这些计算机语言的发展已经促进了关于如何构建推理机的新思想的萌发。

问题求解
人工智能所取得的首次成功是解决了迷宫和棋类游戏的问题。

能提前预料几步的前瞻技术和将复杂问题划分为容易解决的子问题的技术已经卷入并促进了人工智能中最基本的搜索与问题优化技术的发展。

当今的智能程序已经能够在西洋双陆棋等一些很好的棋类游戏中发挥世界冠军级的水平。

另外一个整合
数学理论的问题求解领域也已经达到了很高的水准，并被科学家和工程师广泛使
用。

其中有些程序甚至能够通过经验积累来不断提高水平。

像上面所讨论的那样，在此领域都涉及到了人类的本领，但是却不能进行关联，比如有些老练的棋手有根据丰富的前景模式通观全局的本领。

另外一个开放式的问题涉及到将一个待求解的问题概念化，在人工智能领域被称为问题表现的选择。

人类经常利用求解问题中简单的方法来处理问题，因此，人工智能程序，到目前为止，应该被告知怎样去思考它们所要解决的问题。

逻辑推理
与问题求解密切相关的是逻辑推断的早期工作。

智能程序不断的发展，能够通过对一个事实数据库的操作来产生断言，这些断言由一些不连续的数据结构表示，就像在数学逻辑中它们被不连续的规则表示一样。

这些方法，不像许多其它的人工智能技术，能够展示出是正确的。

也就是说，只要原始的事实是正确的，智能程序就能从中证明出所有的定理，同时也只能证明这些定理。

逻辑推理已经成为众多持续发展的人工智能子领域之一。

其中最令人感兴趣的是那些解决问题的方法，它们仅仅聚焦于相关的事实数据库，并在新的信息发生时，能够不断地检验和更新那些信条规则。

语言理解
人工智能研究者很早就调查过语言理解领域，并且此领域极大地激发了人们的研究兴趣。

程序可用来解答由内部数据库中的英语所提出的问题，可用来将一种语言翻译为另一种语言，可用来执行英语所描述的指令，可用来从文本材料中和所搭建的内部数据库中获取知识。

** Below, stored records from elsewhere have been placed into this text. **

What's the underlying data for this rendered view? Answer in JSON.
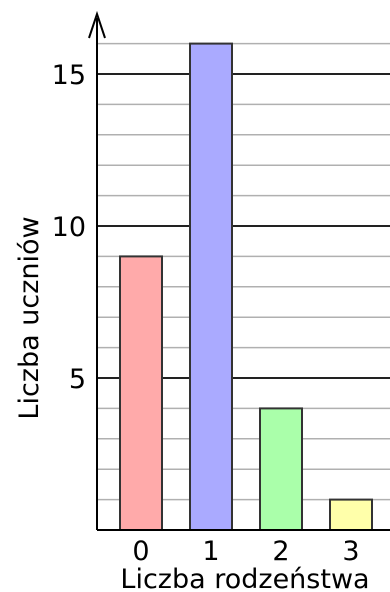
{
  "chart_data": {
    "type": "bar",
    "title": "",
    "xlabel": "Liczba rodzeństwa",
    "ylabel": "Liczba uczniów",
    "categories": [
      "0",
      "1",
      "2",
      "3"
    ],
    "values": [
      9,
      16,
      4,
      1
    ],
    "bar_colors": [
      "#ffaaaa",
      "#aaaaff",
      "#aaffaa",
      "#ffffaa"
    ],
    "ylim": [
      0,
      16.5
    ],
    "yticks": [
      5,
      10,
      15
    ],
    "major_grid_every": 5,
    "minor_grid_every": 1,
    "grid": true,
    "legend": "none"
  }
}
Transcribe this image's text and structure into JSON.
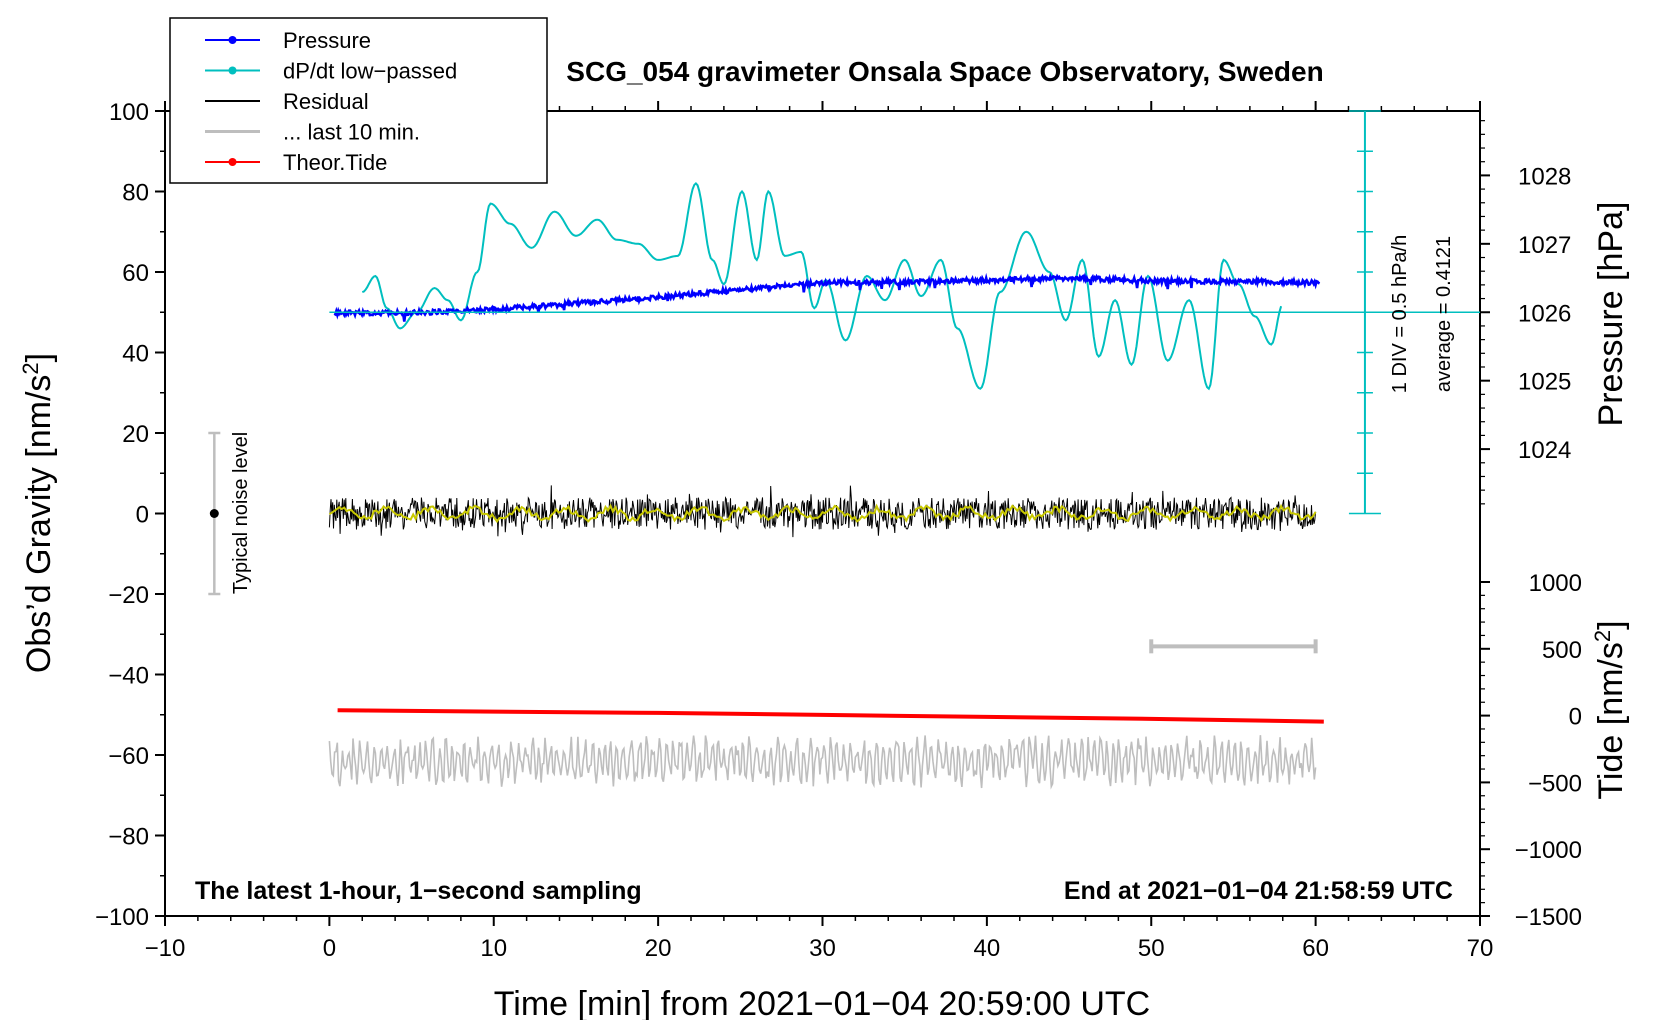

一些智能程序甚至能够通过语音输入麦克风的方式来代替键盘输入，尽管成功率不是很高。

尽管这些语言系统的工作不如从事这些行业的人们，但是在某些应用方面已经足够了。

智能程序早期的成功在于能够回答简单的询问和顺从简单的命令，但是早期的机器翻译是失败的，这种情况在人工智能对待语言的方式上引发了彻底的变化。

当前语言理解方面的研究最基本的主题在于大量基本的、如同常识的世界知识，某些学科发展的期待，和在解释句子时交流的情况，这些都将对语言理解产生重要的影响。

自学习
自学习对人工智能而言仍然是一个具有挑战性的领域。

学习的本领是人类智能中最显著和突出的一个方面。

这是一种典型的认知行为，但人们却不太了解它，以至于人工智能在这方面还没有什么发展。

自学习有一些令人感兴趣的研究方向，其中包括了从事例中学习的智能程序，从自身表现中学习的智能程序，从指导中学习的智能程序。

一个专家系统能够完成精密复杂的计算来解决一个问题。

往往大多数专家系统都是隐蔽的，它们蕴涵在其解决问题时所采用的固定不变的策略后面，或在修改大量代码的难度后面。

这些问题最明显的解决办法是让程序能够自学习，或者从经验和分析中学习，或者以被告知怎样做的方式去学习。

智能游戏
一些流传广泛的智力游戏，比如国际象棋，西洋双陆棋，还有走迷宫等等，促进了在状态空间探寻的早期研究。

这些智力游戏除了与生俱来的智力性的吸引，它们还具备了一些特定的属性，使其在状态空间探寻的早期研究方面成为理想的课题。

其中，大多数游戏在玩的时候都具有一套明确定义的规则，这个特点使得在游戏时很容易就产生了探寻空间，这样研究者就从大量含糊的、复杂的问题中得到解脱。

在计算机上进行这些游戏时这些广阔的状态空间是很容易被表示的，一点都不需要复杂的形式来帮忙。

结论
通过对人工智能主要的研究和应用领域的讨论，我们尝试去定义人工智能的概念。

尽管人工智能研究中出现了各种各样的问题，但是在这些各个不同的领域里，都普遍存在大量的重要的特性，其中包括：
①计算机进行推理，自学习和其它形式的推论。

②问题不能反映解决方法，从而成为了焦点。

这就构成了作为人工智能问题解决技术的启发式搜索的信任度的基础。

③针对每种情形的显著特性进行推理。

④一个要解决语义和语法形式之间争端的意图。

⑤在解决问题时采用了大量的专业领域的知识，这就是专家系统的基础。

摘要
人工智能是一个构建系统的工程领域，主要用来构筑计算机系统，从而完成那些智能化工作。

这个研究领域常常树立野心勃勃的目标，以寻觅来制造出一些拥有人类特定技能和知识的机器，并且已经获得了一些成功的案例。

人工智能研究常常聚焦于专家系统，工业机器人，系统与语言，语言理解，自学习，智能游戏等等。